那點子煩躁一下沖到了頂點,爭執的話脫口而出:“你是不是覺得我見不到?慕雪盈,你少瞧不起人!”
慕雪盈怔了下,抬眼,他抿著唇繃著臉,神色里有煩躁,有憤怒,還有一點委屈,這樣子,跟八年前幾乎一模一樣。
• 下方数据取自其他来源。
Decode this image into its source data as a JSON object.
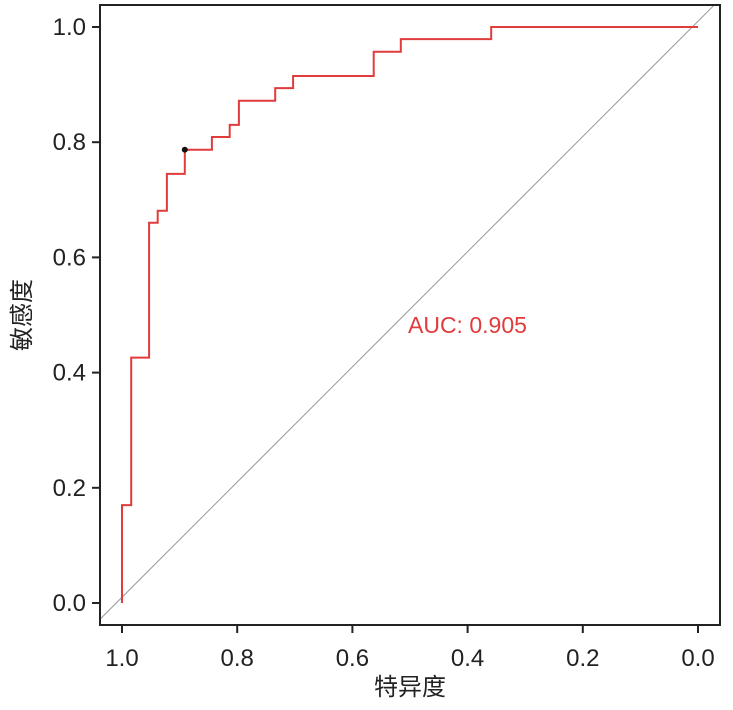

那時候他剛到丹城,許多人事都跟京城不一樣,韓永昌又是遭了貶謫去的,他從眾星捧月的天之驕子跌落到凡間,一旦碰到什么不如意的事,就總是這幅憤怒又委屈的模樣。
一晃八年了,人事全非,她早已不是當年的小姑娘,韓愿卻好像還停在原地,還是那個有一丁點不順心就掛在臉上的小孩子。
眼下事情多如亂麻,她實在沒有耐心再去開解他。慕雪盈沒說話,快步離去。
“慕雪盈,我話還沒說完,誰許你走?放鶴先生有消息了嗎?”韓愿追在后面,明明生著氣,話到嘴邊,鬼使神差卻又變了,“這都什么天氣了,你怎么還穿著繡鞋,是沒帶冬裝嗎?為什么不去買?”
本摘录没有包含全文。